Britain’s most senior police officer, Metropolitan Police Commissioner Cressida Dick, clashed with the Prime Minister on the issue, insisting there is “obviously” a connection between reductions in officer numbers and street violence.
The number of police officers in England and Wales has dropped by more than 20,000 since 2010, and levels of violent crime have risen in recent years.
Speaking in the wake of a slew of fatal knife attacks on teenagers in the capital and elsewhere, Ms Dick said: “If you went back in history, you would see examples of when police officer numbers have gone down and crime has not necessarily risen at the same rate and in the same way.
“But I think that what we all agree on is that, in the last few years, police officer numbers have gone down a lot, there’s been a lot of other cuts in public services, there has been more demand for policing and therefore there must be something, and I have consistently said that.
“I agree that there is some link between violent crime on the streets obviously and police numbers, of course there is and everybody would see that.”
On Monday, Mrs May sparked fury when she said there “was no direct correlation between certain crimes and police numbers”.
John Apter, chairman of the Police Federation, said the Prime Minister was “delusional”, while former Met Commissioner Lord Hogan-Howe called for 20,000 officers to be recruited and demanded that ministers “get a grip on the crisis”.
Chuka Umunna, of The Independent Group, also hit back, saying on Twitter: “It is absurd for the Prime Minister to suggest that having more police will not help reduce the violence on the streets.
“She insults people’s intelligence with this nonsense.”
At a Cabinet meeting on the issue of knife crime on Tuesday, Mrs May said that the killings of Jodie Chesney and Yousef Makki last week were “absolutely appalling” and told ministers her thoughts and sympathies were with the teenagers’ families.
Mrs May’s official spokesman said that the PM told Cabinet that while the Government was already taking action, their deaths were “a stark reminder that there is more to do to tackle violence on our streets”.
She tasked the Home Office with co-ordinating an urgent series of Cabinet-level ministerial meetings and engagements to accelerate the work Government is doing in support of local councils and police.
Mrs May said the problem would require “a whole-of-Government effort, in conjunction with the police, the wider public sector and local communities”.
Meetings will take place “as soon as possible” and were being treated as “a priority” by the PM, said her spokesman.
Police figures show violent crime rose by nearly a fifth in the year to September 2018, intensifying the debate over whether the increase is linked to falling officer numbers.
Last year, the launch of the Government’s serious violence strategy was overshadowed when it emerged the 114-page report made no reference at all to workforce size.
Hours before it was published, The Guardian reported that internal Home Office research suggested that falls in police numbers had “likely contributed” to a rise in serious violent crime.

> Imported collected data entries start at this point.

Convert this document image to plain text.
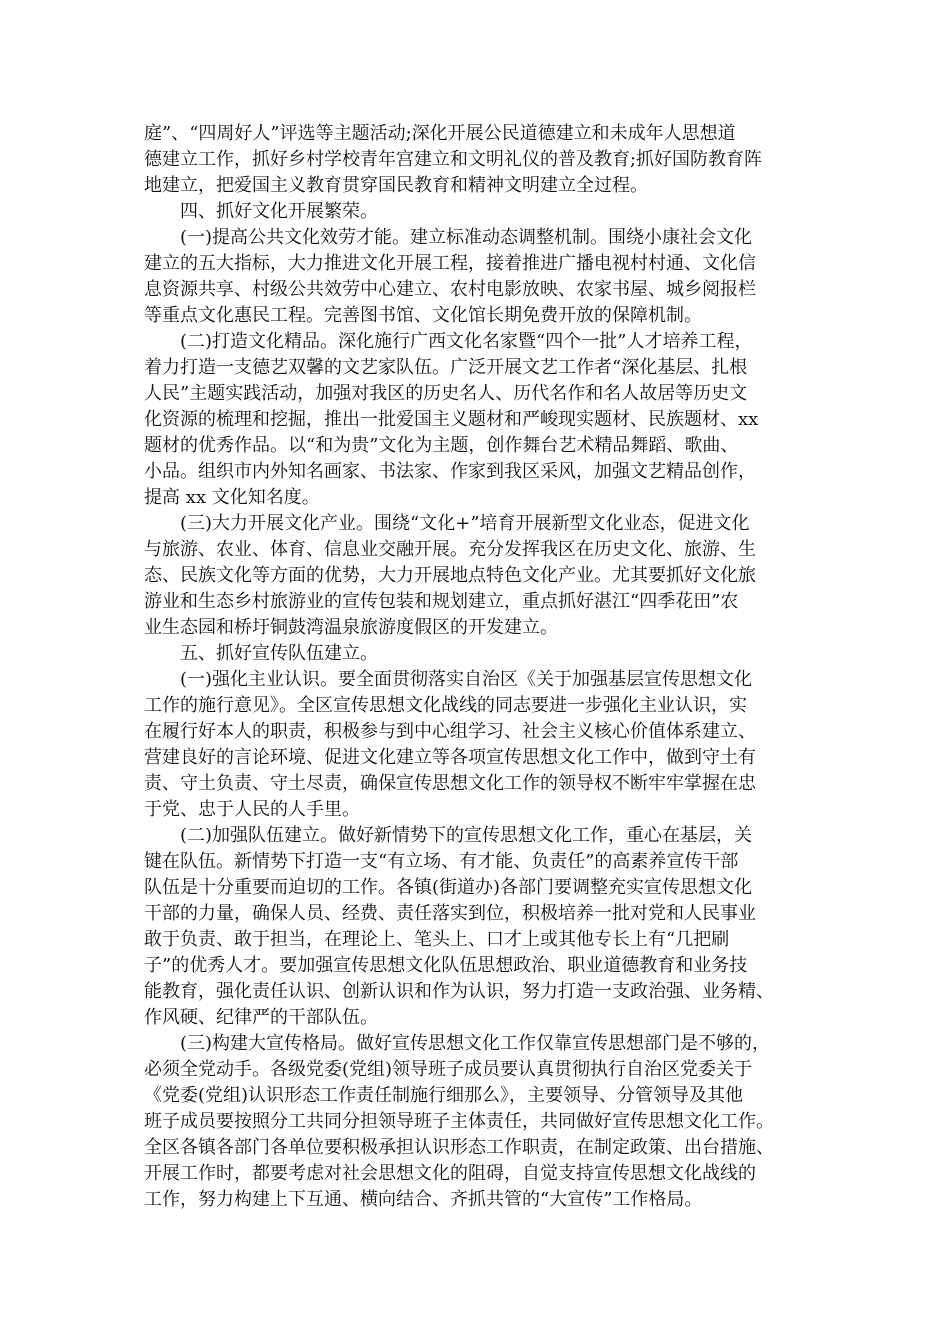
庭”、“四周好人”评选等主题活动;深化开展公民道德建立和未成年人思想道
德建立工作，抓好乡村学校青年宫建立和文明礼仪的普及教育;抓好国防教育阵
地建立，把爱国主义教育贯穿国民教育和精神文明建立全过程。
四、抓好文化开展繁荣。
(一)提高公共文化效劳才能。建立标准动态调整机制。围绕小康社会文化
建立的五大指标，大力推进文化开展工程，接着推进广播电视村村通、文化信
息资源共享、村级公共效劳中心建立、农村电影放映、农家书屋、城乡阅报栏
等重点文化惠民工程。完善图书馆、文化馆长期免费开放的保障机制。
(二)打造文化精品。深化施行广西文化名家暨“四个一批”人才培养工程，
着力打造一支德艺双馨的文艺家队伍。广泛开展文艺工作者“深化基层、扎根
人民”主题实践活动，加强对我区的历史名人、历代名作和名人故居等历史文
化资源的梳理和挖掘，推出一批爱国主义题材和严峻现实题材、民族题材、xx
题材的优秀作品。以“和为贵”文化为主题，创作舞台艺术精品舞蹈、歌曲、
小品。组织市内外知名画家、书法家、作家到我区采风，加强文艺精品创作，
提高 xx 文化知名度。
(三)大力开展文化产业。围绕“文化+”培育开展新型文化业态，促进文化
与旅游、农业、体育、信息业交融开展。充分发挥我区在历史文化、旅游、生
态、民族文化等方面的优势，大力开展地点特色文化产业。尤其要抓好文化旅
游业和生态乡村旅游业的宣传包装和规划建立，重点抓好湛江“四季花田”农
业生态园和桥圩铜鼓湾温泉旅游度假区的开发建立。
五、抓好宣传队伍建立。
(一)强化主业认识。要全面贯彻落实自治区《关于加强基层宣传思想文化
工作的施行意见》。全区宣传思想文化战线的同志要进一步强化主业认识，实
在履行好本人的职责，积极参与到中心组学习、社会主义核心价值体系建立、
营建良好的言论环境、促进文化建立等各项宣传思想文化工作中，做到守土有
责、守土负责、守土尽责，确保宣传思想文化工作的领导权不断牢牢掌握在忠
于党、忠于人民的人手里。
(二)加强队伍建立。做好新情势下的宣传思想文化工作，重心在基层，关
键在队伍。新情势下打造一支“有立场、有才能、负责任”的高素养宣传干部
队伍是十分重要而迫切的工作。各镇(街道办)各部门要调整充实宣传思想文化
干部的力量，确保人员、经费、责任落实到位，积极培养一批对党和人民事业
敢于负责、敢于担当，在理论上、笔头上、口才上或其他专长上有“几把刷
子”的优秀人才。要加强宣传思想文化队伍思想政治、职业道德教育和业务技
能教育，强化责任认识、创新认识和作为认识，努力打造一支政治强、业务精、
作风硬、纪律严的干部队伍。
(三)构建大宣传格局。做好宣传思想文化工作仅靠宣传思想部门是不够的，
必须全党动手。各级党委(党组)领导班子成员要认真贯彻执行自治区党委关于
《党委(党组)认识形态工作责任制施行细那么》，主要领导、分管领导及其他
班子成员要按照分工共同分担领导班子主体责任，共同做好宣传思想文化工作。
全区各镇各部门各单位要积极承担认识形态工作职责，在制定政策、出台措施、
开展工作时，都要考虑对社会思想文化的阻碍，自觉支持宣传思想文化战线的
工作，努力构建上下互通、横向结合、齐抓共管的“大宣传”工作格局。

On Tuesday, London Mayor Sadiq Khan accused the Prime Minister and the Home Secretary of crying “crocodile tears” over rates of knife crime.
He told Sky News: “We need much more resources from the Government to invest in preventative services and policing.
“We have fewer police in London now in 2019 than at any time since 2003 – our population has grown by a million-and-a-half since 2003.
“Also, when it comes to youth services, over the last eight years dozens and dozens of youth centres have closed down, hundreds of youth workers have lost their jobs, thousands of young people who used to have youth centres to go to (now) haven’t.”
Ms Dick also hit out again at middle-class recreational drug users, agreeing that they have “blood on their hands”.
She was asked by LBC host Nick Ferrari: “Is it fair to say, commissioner, that some of these middle-class dinner parties that send out for cocaine on the weekend or whatever it might be, they’ve actually got blood on their hands of some of the people who are dying on the streets?”
Ms Dick replied: “I think anybody who is not seriously mentally ill, seriously addicted, who is seeking ‘recreational’ drugs, particularly class A drugs, yes, I think that is a good way to put it, I do.”
The drugs trade is one of the key drivers behind street violence, particularly county lines networks that target children and teenagers to work as couriers.
Several MPs, including a former Home Office minister, have called for the Government to convene a meeting of the Cobra emergency committee to respond to the “national crisis”.
Home Secretary Sajid Javid is to meet police chiefs on Wednesday to discuss the bloodshed.
Downing Street said that among those attending would be senior officers from seven of the forces most affected by violent crime – the Metropolitan Police, Merseyside, Greater Manchester, West Midlands, South Wales, South Yorkshire and West Yorkshire.